Creating a Lakehouse Service: Part 1: Deploying a UI Pod

Data · DuckDB · K8s

This is part one of a longer series .

On a personal note, I really enjoyed this part of the project because it helped me solidify some knowledge and learned some new stuff in the process.

Selecting Tools

DuckDB

I knew that I could use open table formats pretty easily with some of the more popular distributed engines such as Snowflake. But, after the Small Data 2025 conference, I was particularly motivated to see how much use I could get out of DuckDB and some of its built in tooling, such as the new UI. Additionally, I have been really impressed with DuckDB’s integrations. Not only have they been focusing on compatibility with different open table formats, but they’ve been putting their engine in some pretty cool places .

I feel like I’ve tinkered with Postgres a good amount, and, since my main use case (college basketball analytics) tends to be on the more analytical side of the spectrum, I decided to put some hours in on an OLAP engine. So, duckdb it was.

Ducklake vs Iceberg

While this project would technically be viable going with either DuckLake or Iceberg as my open table format of choice (since duckdb is compatible with each of them), I decided to use Iceberg since it has more interoperability with other database engines.

I think if I were really trying to go the route of more closely duplicating the efforts of MotherDuck (hosted DuckDB), I would have chosen DuckLake, but I was curious to get my hands dirty with Iceberg and learn some of the finer details.

Lakekeeper

Since I was using Iceberg, I needed a catalog to host and manage the metadata for the tables. I went with Lakekeeper since I had tinkered with it before and already had a Postgres instance running to be its backend. Additionally, the Lakekeeper team offers a Helm chart, which was very useful since I am running this in k8s.

Lakekeeper also offers an easy-to-use (but simple) UI if needed, which I decided to put on a LoadBalancer IP locally just to see what information was surfaced there.

homelab

I’ve been meaning to write more extensively on my homelab setup I have going, but consider this blog as part of that effort. :)

Long story short, earlier this year I bought four Lenovo ThinkCentre Tinys and clustered them together using k3s since I was interested in learning about containers and Kubernetes more specifically.

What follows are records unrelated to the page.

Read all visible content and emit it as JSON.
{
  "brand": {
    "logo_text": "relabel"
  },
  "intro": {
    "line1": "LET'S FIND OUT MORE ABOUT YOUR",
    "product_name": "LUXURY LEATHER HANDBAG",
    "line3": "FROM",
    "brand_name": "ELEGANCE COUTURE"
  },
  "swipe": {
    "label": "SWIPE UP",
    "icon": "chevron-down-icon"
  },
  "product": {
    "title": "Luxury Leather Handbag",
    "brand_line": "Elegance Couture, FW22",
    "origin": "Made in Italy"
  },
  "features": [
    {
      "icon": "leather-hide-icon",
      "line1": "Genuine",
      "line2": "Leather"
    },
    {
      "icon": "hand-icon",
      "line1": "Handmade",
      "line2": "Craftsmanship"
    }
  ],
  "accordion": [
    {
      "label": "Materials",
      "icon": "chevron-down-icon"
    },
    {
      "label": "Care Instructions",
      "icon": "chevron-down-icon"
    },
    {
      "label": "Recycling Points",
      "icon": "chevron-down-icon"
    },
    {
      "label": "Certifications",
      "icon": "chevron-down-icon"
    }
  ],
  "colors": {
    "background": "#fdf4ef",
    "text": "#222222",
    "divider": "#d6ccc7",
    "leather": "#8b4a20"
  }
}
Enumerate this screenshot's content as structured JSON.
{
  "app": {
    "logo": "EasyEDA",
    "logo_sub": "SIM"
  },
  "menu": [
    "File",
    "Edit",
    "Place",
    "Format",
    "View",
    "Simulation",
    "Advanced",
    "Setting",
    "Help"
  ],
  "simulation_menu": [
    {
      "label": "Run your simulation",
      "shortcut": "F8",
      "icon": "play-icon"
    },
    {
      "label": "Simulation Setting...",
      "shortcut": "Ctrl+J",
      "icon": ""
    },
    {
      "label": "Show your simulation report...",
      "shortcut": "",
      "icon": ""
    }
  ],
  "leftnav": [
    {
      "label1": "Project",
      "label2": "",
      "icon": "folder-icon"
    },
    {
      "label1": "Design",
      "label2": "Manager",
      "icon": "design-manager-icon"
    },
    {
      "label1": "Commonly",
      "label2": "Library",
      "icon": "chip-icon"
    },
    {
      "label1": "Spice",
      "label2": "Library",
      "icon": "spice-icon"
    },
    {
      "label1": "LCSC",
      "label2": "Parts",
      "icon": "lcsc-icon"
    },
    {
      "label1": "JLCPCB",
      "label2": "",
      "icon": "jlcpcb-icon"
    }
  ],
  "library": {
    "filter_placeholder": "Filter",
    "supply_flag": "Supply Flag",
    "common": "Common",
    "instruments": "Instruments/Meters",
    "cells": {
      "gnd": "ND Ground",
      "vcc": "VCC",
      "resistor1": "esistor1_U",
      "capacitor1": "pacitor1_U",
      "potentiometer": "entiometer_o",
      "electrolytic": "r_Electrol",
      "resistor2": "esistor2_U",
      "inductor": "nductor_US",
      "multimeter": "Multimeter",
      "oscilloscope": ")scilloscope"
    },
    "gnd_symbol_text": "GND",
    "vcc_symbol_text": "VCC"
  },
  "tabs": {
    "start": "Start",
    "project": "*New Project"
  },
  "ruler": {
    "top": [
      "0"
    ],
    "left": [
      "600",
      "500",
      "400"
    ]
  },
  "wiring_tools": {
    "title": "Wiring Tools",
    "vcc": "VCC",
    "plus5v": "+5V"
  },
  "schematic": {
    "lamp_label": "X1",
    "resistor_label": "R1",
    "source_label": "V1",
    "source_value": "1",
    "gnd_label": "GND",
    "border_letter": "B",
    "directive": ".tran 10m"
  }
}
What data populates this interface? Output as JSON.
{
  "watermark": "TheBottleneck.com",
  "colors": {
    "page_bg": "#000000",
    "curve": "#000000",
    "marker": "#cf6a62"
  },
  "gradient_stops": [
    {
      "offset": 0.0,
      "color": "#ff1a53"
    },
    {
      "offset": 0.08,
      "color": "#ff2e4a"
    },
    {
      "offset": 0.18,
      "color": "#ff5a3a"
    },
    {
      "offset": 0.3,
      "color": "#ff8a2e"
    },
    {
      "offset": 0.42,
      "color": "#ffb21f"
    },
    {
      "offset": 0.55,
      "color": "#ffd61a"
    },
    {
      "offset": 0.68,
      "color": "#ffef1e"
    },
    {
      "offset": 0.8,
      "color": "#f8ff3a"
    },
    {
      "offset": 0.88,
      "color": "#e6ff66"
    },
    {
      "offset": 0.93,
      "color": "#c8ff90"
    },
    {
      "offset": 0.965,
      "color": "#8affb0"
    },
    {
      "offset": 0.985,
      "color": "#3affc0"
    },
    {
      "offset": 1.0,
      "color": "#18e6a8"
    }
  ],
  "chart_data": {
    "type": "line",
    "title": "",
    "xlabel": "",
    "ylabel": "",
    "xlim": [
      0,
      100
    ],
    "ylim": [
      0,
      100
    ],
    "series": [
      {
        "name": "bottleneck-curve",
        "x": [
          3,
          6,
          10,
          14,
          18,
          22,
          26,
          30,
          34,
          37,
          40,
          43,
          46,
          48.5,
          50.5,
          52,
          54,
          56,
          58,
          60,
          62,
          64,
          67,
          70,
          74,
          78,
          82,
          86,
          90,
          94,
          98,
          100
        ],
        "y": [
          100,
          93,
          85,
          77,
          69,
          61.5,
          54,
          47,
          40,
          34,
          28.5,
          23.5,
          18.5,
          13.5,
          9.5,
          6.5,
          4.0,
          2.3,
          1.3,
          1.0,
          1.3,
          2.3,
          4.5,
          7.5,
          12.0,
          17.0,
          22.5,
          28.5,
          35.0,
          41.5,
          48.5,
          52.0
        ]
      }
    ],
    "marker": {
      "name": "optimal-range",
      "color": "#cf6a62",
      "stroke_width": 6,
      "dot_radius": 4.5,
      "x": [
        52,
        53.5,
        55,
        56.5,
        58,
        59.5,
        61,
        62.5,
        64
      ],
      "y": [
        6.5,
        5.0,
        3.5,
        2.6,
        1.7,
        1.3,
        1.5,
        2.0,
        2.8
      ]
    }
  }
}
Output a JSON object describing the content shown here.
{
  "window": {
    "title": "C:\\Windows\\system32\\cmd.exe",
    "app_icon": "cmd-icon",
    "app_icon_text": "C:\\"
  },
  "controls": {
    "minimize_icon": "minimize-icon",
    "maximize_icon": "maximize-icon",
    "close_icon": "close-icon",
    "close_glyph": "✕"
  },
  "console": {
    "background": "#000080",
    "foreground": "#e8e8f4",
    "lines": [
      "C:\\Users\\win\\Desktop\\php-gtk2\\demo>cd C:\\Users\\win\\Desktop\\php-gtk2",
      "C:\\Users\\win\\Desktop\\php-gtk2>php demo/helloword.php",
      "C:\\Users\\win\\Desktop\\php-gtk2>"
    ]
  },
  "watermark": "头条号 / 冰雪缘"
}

This is where I’ll be deploying all of these things and why this blog is k8s specific! Also, I have minio object store deployed locally in my homelab, so all references here to s3 are actually referring to s3-compatible, self-hosted object storage via minio.

Getting to Work

Creating DuckDB Sessions

Connecting to an iceberg catalog is easy enough with DuckDB. What I set out to do here was create a “script” that we could pass to duckdb -init <script> that ran everything we needed (set the settings, attach the catalog) before launching the UI. Our container setup, then, would be pretty simple. I also wanted to make this as configurable as possible in areas that I identified some customization/personalization would be useful, but my main guiding principle was that I didn’t want users to have to run anything, I just wanted them to essentially be automatically connected to the lake/lakehouse (the catalog).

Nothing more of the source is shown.